Descriptions:
Benedict Evans — former Andreessen Horowitz partner and author of the widely-read AI Eats the World newsletter — returns to the a16z podcast to update his framework on where AI stands and where it is heading. Evans argues that the clearest development of the past year has been agentic coding crossing the threshold from ‘kind of useful’ to genuinely transformative, with customers pulling the technology rather than being pushed it — a distinction he treats as the defining signal of real product-market fit.

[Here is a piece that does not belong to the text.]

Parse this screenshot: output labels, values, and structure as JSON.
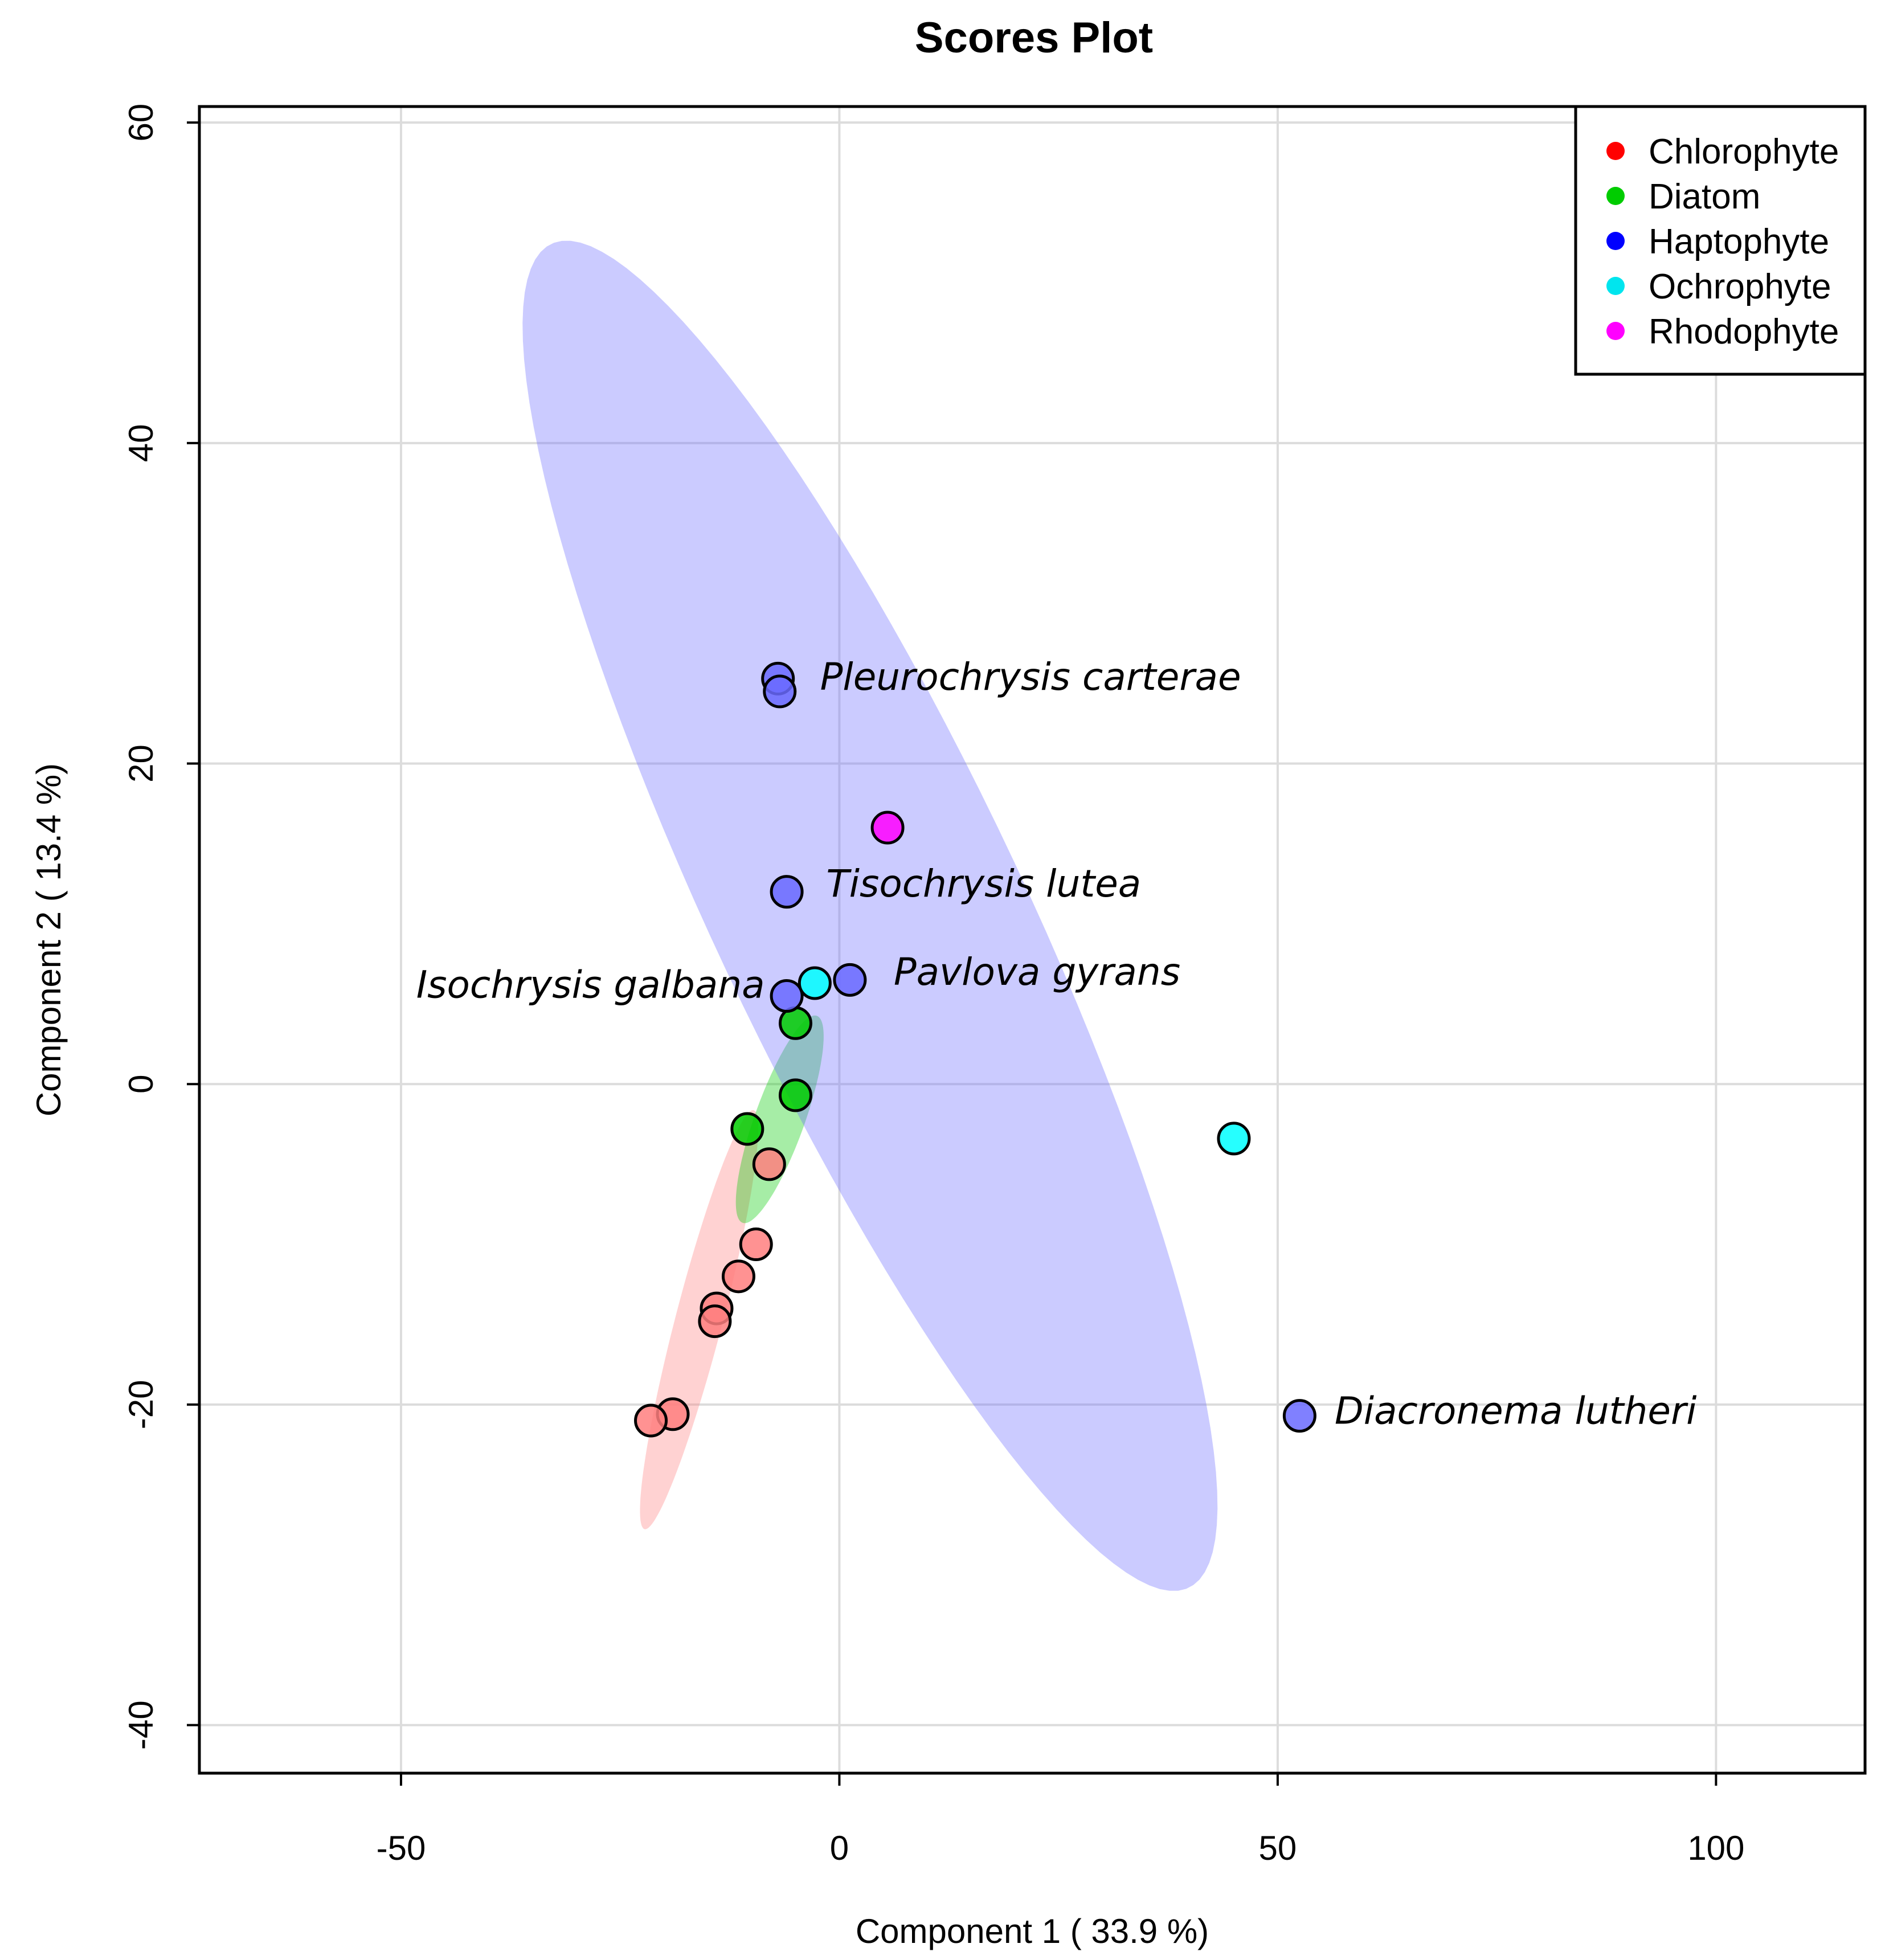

The conversation covers several major open questions Evans is now tracking closely: whether foundation model providers like OpenAI and Anthropic can avoid commoditization and capture value higher up the stack, how much compute will migrate from cloud to on-device as Apple and others push edge AI at WWDC, and what AI-driven automation means for professional services firms — law firms, management consultancies like McKinsey and Bain, advertising agencies, and the Big Four — where the traditional pyramid staffing model is suddenly under pressure. Evans draws a sharp analogy to Netflix: once technology enables disruption, all the decisive questions (what shows, what talent deals, which sports rights) turn out to be Los Angeles questions rather than San Francisco questions, suggesting AI’s biggest business disruptions will require deep domain expertise, not just technical capability.
The discussion also addresses supply and demand imbalances in AI infrastructure, OpenAI’s strategic pivots toward coding focus, and why the fundamental questions about model differentiation and consumer daily-use remain genuinely open.